Wealth & estate planning.
The firm advises private clients, family offices, and the next generation on the structures through which wealth is held, transmitted, and protected across jurisdictions. Engagements typically combine a holding architecture designed for tax and substance, an estate plan calibrated to the family's own circumstances, and protective arrangements for spouses, partners, and children whose situations cross legal regimes.
The firm intervenes at the design stage of each structure rather than after the fact, and remains involved through the structure's full life cycle — amendments to trust deeds, changes in beneficiary circumstances, generational transitions, and the eventual decommissioning when the structure has served its purpose.

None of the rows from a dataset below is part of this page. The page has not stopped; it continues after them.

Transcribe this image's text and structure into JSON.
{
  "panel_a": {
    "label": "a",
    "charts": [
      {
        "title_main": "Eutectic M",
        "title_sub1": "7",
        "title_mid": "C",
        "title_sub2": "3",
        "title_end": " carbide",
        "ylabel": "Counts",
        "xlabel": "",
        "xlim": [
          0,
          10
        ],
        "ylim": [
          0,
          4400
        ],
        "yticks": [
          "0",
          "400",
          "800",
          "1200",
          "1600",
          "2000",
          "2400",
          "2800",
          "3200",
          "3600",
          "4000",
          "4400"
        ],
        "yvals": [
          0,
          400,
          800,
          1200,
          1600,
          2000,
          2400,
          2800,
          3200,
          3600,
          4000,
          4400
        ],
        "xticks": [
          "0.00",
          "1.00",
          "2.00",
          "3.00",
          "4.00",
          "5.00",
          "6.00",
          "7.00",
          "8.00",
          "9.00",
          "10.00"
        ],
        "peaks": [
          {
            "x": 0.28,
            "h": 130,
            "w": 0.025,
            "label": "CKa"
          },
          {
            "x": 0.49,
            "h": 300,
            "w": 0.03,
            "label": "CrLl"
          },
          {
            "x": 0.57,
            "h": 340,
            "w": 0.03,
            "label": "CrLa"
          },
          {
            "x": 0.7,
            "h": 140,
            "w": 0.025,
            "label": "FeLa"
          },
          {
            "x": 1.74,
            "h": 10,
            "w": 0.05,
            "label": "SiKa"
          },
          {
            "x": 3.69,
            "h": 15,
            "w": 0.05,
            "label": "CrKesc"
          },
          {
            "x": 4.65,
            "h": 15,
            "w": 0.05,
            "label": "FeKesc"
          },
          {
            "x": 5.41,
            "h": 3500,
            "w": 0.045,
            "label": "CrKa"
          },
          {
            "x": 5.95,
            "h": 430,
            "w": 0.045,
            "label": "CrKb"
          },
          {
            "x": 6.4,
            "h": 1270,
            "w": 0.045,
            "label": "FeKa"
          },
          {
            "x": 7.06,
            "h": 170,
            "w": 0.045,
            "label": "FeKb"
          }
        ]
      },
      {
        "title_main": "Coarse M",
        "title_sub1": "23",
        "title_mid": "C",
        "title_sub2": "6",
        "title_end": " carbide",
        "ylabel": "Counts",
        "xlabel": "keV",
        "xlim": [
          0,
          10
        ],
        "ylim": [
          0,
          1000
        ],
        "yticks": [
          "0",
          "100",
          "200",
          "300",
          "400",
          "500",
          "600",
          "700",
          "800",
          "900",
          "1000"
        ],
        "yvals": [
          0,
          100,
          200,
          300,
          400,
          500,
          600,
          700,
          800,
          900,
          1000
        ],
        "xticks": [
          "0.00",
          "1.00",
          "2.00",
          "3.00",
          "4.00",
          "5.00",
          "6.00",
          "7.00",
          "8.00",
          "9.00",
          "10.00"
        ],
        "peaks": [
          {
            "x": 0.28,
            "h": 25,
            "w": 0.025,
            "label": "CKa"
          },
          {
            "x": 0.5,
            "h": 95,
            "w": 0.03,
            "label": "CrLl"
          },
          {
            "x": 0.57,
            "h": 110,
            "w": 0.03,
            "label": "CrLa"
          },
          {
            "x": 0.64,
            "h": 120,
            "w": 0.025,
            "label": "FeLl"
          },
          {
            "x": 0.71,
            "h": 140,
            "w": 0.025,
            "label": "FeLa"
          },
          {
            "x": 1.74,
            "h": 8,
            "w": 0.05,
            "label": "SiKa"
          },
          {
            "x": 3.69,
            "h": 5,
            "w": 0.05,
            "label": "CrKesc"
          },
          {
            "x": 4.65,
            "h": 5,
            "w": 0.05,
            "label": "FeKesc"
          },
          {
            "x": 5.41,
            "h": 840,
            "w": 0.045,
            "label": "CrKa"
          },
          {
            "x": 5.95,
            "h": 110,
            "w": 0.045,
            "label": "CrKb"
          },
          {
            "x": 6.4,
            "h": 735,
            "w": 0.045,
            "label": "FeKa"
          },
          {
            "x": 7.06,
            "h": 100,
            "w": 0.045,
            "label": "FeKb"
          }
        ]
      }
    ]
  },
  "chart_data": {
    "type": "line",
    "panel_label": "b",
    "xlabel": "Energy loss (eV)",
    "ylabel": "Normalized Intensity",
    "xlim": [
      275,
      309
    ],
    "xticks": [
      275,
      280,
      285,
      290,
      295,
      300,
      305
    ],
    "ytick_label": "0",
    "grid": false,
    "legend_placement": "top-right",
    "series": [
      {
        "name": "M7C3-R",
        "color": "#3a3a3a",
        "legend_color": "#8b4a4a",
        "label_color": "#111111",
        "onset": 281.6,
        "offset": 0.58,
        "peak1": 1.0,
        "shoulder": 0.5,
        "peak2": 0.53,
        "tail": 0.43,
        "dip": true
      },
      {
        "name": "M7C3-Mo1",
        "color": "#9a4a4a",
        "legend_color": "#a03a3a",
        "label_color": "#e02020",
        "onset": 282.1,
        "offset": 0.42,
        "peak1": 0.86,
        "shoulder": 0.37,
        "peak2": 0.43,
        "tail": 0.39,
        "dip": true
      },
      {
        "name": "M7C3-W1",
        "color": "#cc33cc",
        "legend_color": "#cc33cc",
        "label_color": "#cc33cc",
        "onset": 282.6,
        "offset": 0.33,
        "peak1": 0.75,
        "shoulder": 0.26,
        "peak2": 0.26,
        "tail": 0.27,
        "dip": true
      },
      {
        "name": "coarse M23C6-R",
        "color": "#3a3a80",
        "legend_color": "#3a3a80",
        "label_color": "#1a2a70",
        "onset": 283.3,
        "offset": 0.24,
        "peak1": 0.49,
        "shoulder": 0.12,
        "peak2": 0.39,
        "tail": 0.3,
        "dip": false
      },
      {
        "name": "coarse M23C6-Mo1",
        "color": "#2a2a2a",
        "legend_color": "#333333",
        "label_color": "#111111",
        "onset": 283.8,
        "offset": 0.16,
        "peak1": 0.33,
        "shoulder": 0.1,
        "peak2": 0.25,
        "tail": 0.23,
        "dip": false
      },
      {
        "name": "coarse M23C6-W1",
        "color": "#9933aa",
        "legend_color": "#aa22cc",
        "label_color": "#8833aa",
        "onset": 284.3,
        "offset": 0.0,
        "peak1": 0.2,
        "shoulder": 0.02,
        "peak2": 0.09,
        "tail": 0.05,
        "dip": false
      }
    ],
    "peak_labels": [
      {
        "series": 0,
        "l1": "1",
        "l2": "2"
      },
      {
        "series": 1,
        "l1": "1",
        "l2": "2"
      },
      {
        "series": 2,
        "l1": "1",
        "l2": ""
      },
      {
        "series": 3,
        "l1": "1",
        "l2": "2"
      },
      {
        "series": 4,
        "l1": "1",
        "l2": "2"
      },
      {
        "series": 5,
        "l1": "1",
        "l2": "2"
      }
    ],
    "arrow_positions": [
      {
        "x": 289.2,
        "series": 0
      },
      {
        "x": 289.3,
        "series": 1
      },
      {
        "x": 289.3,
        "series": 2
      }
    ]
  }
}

Six recurring workstreams.
Trusts and foundations
Discretionary and fixed-interest trusts, private foundations, and related structures, designed for resilience under treaty and substance review.
Succession planning
Coordination of testamentary instruments, lifetime gifts, and trust arrangements across jurisdictions with conflicting forced-heirship regimes.
Family governance
Family charters, council arrangements, and rules of succession to executive roles in family-held holdings, with cross-border enforceability.

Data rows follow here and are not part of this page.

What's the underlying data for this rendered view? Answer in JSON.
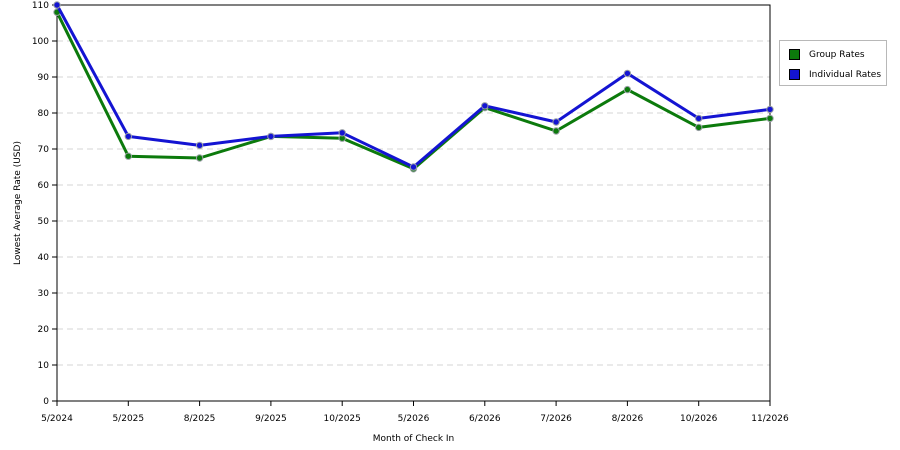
{
  "chart_data": {
    "type": "line",
    "title": "",
    "xlabel": "Month of Check In",
    "ylabel": "Lowest Average Rate (USD)",
    "categories": [
      "5/2024",
      "5/2025",
      "8/2025",
      "9/2025",
      "10/2025",
      "5/2026",
      "6/2026",
      "7/2026",
      "8/2026",
      "10/2026",
      "11/2026"
    ],
    "ylim": [
      0,
      110
    ],
    "yticks": [
      0,
      10,
      20,
      30,
      40,
      50,
      60,
      70,
      80,
      90,
      100,
      110
    ],
    "grid": "horizontal dashed",
    "legend_position": "right",
    "series": [
      {
        "name": "Group Rates",
        "color": "#0c7a0c",
        "values": [
          108,
          68,
          67.5,
          73.5,
          73,
          64.5,
          81.5,
          75,
          86.5,
          76,
          78.5
        ]
      },
      {
        "name": "Individual Rates",
        "color": "#1414d2",
        "values": [
          110,
          73.5,
          71,
          73.5,
          74.5,
          65,
          82,
          77.5,
          91,
          78.5,
          81
        ]
      }
    ]
  }
}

Protective arrangements for non-married partners and minor children
Beneficiary designations, life insurance wrappers, life-interest arrangements, and standby powers, designed for situations where statutory protection is limited or uncertain.
Tax-efficient gifting and intra-family transfers
Lifetime structures that reconcile the family's tax position with the donor's intent and the recipient's long-term interest.

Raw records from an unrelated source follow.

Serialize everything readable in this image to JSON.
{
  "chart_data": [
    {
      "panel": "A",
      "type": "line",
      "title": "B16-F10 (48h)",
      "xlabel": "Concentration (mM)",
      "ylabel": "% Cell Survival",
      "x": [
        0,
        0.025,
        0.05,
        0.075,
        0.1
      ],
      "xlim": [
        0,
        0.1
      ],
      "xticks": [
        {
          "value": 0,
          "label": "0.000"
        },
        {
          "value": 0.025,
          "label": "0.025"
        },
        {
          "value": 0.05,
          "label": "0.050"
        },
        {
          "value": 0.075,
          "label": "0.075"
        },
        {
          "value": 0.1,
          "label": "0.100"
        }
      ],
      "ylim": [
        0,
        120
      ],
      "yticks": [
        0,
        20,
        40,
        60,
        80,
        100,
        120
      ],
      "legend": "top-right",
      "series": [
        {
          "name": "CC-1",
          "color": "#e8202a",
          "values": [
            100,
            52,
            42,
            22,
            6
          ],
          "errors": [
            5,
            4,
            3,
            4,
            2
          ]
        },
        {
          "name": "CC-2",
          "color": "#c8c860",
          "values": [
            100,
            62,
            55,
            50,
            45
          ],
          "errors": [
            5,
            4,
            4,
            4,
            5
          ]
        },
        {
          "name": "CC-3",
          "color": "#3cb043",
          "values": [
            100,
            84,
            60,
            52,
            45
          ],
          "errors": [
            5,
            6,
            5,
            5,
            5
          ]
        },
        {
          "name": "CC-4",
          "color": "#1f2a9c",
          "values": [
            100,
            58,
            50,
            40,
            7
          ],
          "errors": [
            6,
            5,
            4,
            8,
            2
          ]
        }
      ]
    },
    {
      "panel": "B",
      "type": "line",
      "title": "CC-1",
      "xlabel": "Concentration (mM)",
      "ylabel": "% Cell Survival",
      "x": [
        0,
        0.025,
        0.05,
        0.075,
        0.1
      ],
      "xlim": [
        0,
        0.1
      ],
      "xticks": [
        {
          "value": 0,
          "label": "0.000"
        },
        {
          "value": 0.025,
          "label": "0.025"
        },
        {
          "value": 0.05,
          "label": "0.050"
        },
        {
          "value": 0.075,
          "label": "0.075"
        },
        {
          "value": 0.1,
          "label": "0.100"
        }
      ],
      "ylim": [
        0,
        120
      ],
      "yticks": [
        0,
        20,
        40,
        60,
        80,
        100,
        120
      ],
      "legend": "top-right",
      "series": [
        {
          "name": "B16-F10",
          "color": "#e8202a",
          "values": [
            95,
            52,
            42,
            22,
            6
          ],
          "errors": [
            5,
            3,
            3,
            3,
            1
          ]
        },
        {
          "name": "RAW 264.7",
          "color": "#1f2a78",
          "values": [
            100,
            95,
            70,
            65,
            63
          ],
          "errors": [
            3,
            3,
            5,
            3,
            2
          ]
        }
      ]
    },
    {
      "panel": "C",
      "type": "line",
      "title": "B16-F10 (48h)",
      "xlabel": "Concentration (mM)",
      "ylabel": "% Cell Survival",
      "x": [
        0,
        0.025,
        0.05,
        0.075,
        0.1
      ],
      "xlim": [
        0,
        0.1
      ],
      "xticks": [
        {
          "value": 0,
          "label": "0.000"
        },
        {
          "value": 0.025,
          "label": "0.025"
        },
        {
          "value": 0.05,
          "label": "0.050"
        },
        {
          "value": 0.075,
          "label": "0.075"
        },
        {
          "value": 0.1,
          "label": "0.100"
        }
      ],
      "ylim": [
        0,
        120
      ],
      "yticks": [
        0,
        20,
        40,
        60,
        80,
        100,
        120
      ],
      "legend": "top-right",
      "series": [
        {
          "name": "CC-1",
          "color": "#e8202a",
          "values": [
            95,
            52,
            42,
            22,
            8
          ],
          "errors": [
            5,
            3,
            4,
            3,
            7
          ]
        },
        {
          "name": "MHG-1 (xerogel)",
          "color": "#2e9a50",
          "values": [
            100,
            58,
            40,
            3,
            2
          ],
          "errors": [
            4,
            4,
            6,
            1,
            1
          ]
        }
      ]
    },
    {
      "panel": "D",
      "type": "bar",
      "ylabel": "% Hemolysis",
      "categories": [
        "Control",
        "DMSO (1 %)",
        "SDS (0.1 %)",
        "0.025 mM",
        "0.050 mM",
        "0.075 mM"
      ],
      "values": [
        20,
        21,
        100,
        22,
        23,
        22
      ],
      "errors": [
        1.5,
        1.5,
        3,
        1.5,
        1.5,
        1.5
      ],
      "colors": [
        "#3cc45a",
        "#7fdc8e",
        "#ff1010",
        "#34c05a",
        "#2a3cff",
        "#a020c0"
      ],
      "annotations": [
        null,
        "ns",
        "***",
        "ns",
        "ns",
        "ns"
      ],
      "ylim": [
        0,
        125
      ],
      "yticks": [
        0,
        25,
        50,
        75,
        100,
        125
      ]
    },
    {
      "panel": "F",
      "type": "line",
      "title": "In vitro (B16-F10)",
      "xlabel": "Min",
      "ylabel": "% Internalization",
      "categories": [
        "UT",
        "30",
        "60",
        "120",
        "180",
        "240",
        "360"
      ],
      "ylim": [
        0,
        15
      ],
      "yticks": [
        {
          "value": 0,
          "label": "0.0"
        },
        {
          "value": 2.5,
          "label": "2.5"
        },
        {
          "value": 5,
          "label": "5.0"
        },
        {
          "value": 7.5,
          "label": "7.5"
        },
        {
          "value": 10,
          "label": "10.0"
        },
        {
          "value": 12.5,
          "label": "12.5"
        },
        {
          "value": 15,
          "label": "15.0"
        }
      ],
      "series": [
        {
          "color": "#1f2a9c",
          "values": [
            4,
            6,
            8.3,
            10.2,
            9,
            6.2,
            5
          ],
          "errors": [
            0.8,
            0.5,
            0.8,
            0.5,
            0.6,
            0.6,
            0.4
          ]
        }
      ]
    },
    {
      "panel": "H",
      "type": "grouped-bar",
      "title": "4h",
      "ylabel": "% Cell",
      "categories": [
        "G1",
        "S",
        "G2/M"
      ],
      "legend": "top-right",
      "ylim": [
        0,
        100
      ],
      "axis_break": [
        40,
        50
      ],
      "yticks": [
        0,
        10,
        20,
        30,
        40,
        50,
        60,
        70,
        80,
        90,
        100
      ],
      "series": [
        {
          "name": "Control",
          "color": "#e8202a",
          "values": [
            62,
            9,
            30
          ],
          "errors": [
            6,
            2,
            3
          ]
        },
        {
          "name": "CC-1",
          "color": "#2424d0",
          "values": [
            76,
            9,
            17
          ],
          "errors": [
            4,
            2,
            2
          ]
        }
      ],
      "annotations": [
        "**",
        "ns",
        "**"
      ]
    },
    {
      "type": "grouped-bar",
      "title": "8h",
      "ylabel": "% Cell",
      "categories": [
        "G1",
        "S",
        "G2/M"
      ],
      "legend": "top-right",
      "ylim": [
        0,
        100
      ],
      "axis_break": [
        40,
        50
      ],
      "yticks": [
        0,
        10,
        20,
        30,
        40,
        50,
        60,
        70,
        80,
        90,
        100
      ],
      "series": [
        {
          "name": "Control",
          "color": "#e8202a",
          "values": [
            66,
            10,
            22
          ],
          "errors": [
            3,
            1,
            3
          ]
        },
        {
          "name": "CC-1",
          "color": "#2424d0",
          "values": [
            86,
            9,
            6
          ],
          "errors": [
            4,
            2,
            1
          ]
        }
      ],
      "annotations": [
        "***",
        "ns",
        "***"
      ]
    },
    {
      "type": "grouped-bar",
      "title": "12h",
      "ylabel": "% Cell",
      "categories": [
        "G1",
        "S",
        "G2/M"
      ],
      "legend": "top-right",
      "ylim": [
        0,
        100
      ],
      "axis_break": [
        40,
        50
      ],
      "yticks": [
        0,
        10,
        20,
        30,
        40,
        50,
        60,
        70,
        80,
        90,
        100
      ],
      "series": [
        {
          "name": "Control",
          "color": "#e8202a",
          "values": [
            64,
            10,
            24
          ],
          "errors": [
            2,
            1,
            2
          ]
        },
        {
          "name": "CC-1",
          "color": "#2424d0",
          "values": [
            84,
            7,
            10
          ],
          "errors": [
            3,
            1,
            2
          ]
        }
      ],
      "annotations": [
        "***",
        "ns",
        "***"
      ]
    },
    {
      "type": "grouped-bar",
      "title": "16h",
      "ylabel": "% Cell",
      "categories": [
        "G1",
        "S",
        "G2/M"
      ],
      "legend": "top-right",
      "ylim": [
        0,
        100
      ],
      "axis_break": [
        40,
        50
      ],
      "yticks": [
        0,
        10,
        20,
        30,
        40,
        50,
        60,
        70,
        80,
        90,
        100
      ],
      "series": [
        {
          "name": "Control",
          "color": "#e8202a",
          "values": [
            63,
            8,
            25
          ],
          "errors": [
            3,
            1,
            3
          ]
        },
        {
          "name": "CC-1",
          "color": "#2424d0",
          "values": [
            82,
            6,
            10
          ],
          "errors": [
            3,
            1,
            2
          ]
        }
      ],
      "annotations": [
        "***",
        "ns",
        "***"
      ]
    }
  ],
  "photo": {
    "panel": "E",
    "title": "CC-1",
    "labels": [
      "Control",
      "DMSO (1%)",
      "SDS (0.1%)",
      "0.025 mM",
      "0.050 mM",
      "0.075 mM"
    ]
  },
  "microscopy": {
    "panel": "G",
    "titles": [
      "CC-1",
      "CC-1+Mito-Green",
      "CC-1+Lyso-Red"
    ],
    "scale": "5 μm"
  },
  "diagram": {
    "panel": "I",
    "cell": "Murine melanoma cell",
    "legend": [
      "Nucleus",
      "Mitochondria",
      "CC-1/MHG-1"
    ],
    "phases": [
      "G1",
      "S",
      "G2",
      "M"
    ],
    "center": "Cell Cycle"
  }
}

Wind-down and migration of legacy structures
Decommissioning of historical trusts and foundations whose purpose has been served, and migration of structures to jurisdictions better suited to current circumstances.
A senior partner leads each engagement.
Each engagement is led directly by a senior partner with sustained experience in private wealth structuring across the firm's working jurisdictions. The partner reads every relevant document personally before any substantive position is taken, and coordinates with notaries, fiduciaries, and tax counsel in the jurisdictions concerned. The firm does not act as trustee, fiduciary, or family-office administrator. It works alongside professionals in those roles, where they are already appointed, or assists in their selection where they are not.